Bart's Bash, Philippine Hobie Challenge, VOR in the blocks
by Guy Nowell, Asia Editor on 24 Sep 2014

Iain Percy, Freddie Simpson and Anthony Nossiter racing on the Star keelboat in which Iain and Andrew 'Bart' Simpson won the Silver Olympic medal at London 2012 © Christopher Ison - Bart's Bash Christopher Ison
The inaugural Bart’s Bash – the memorial regatta for Andrew Simpson – has been and gone, and with only 18% of the accumulated data having been processed the event has already staked its claim in the Guinness Book of Records as ‘the World’s Largest Regatta’. 3,600 boats and 10,000km of aggregate racing, and there is still a great deal of counting to go. Organisers received entries from 18,000 sailors in 68 countries. If you have no idea what this is all about, go to http://www.bartsbash.co.uk/ and find out more. And while you’re there, make a donation.
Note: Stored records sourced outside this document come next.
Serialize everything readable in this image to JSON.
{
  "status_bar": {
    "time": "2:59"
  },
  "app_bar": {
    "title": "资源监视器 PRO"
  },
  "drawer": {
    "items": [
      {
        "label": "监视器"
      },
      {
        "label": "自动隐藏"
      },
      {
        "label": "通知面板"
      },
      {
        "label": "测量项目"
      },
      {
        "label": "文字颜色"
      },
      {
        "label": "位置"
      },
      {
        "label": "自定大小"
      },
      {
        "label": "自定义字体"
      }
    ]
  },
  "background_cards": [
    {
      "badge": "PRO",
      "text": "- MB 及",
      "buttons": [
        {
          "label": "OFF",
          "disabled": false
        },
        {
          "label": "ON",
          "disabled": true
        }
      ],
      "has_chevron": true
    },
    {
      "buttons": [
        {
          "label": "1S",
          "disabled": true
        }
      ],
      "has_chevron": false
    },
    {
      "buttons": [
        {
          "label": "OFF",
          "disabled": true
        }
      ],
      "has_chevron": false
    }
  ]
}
Every year PHINSAF, the Phillippines Inter-Island Sailing Federation, organises the Philippine Hobie Challenge. This is a ‘raid’ event, where the fleet (and the racing) moves from place to place every day, camping overnight or sometimes staying in resorts. Next year’s event takes place 14-22 March, and if you like warm water, good breeze, jewel-like tropical islands, cold beer and good company, and have a sense of adventure, then click here: http://15thphilippinehobiechallenge.wordpress.com/ Even better, the Hobie Challenge operates an outreach programme, helping to shift educational supplies and other ‘stuff’ into some of the most remote parts of the Philippines. One for the Bucket List, no?
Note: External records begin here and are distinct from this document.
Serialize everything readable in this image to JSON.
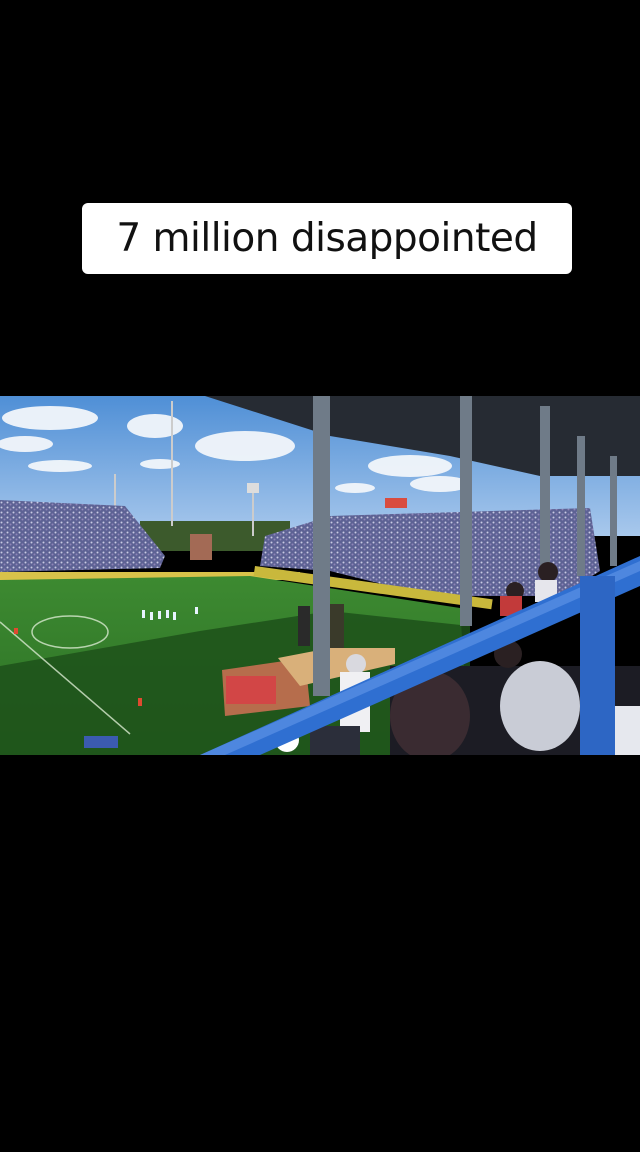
{
  "caption": {
    "text": "7 million disappointed"
  },
  "video": {
    "description_icon": "stadium-photo",
    "colors": {
      "sky": "#6aa2dd",
      "pitch": "#2f7a28",
      "shadow_pitch": "#1b4b17",
      "crowd": "#6b6f9e",
      "railing": "#2f6fd1",
      "roof": "#2a3038"
    }
  }
}
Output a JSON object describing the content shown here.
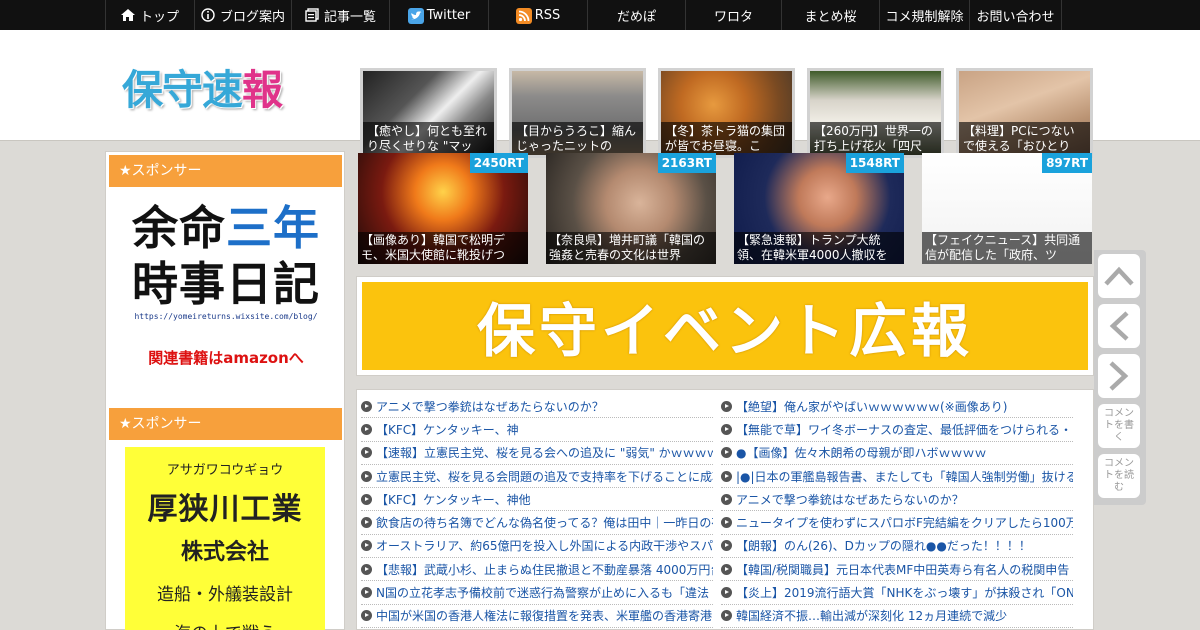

The 2014-14 Volvo Ocean Race starts with in-port racing in Alicante on 04 October. If you are within ‘hola!’ distance, get on down there. The quality of media coming off the boats is already better than ever – the boats participating in the Sevenstar Round Britain Race demonstrated that. The potential closeness of racing One Design 65-footers around the world is undoubted. They keep telling us that with OD 'it’s the crew that counts' but we knew that, right. What also counts is that the boats stay in one piece. After a major thrashing all the way round the British Isles, Azzam/Abu Dhabi Ocean Racing reported one breakage only – a bunk strut. 'If we’d done that race on one of the last-generation 70s we’d have spent the next month on the repair shop,' remarked an Azzam team member.
Slightly shorter than the VOR, but no less a classic, the Rolex Middle Sea Race takes off from Valetta’s Grand Harbour, in Malta, on 18 October. It’s almost worth being in it just for the start, sailing out from under the ramparts of the citadel, but the rest of the race is spectacular as well – along the south coast of Sicily, through the Straits of Messina (less than 2nm wide at the narrowest point), around Stromboli, the 'Lighthouse of the Mediterranean', and then Lampedusa and Pantelleria. A circular course, challenging all the way, and definitely another one for the Bucket List.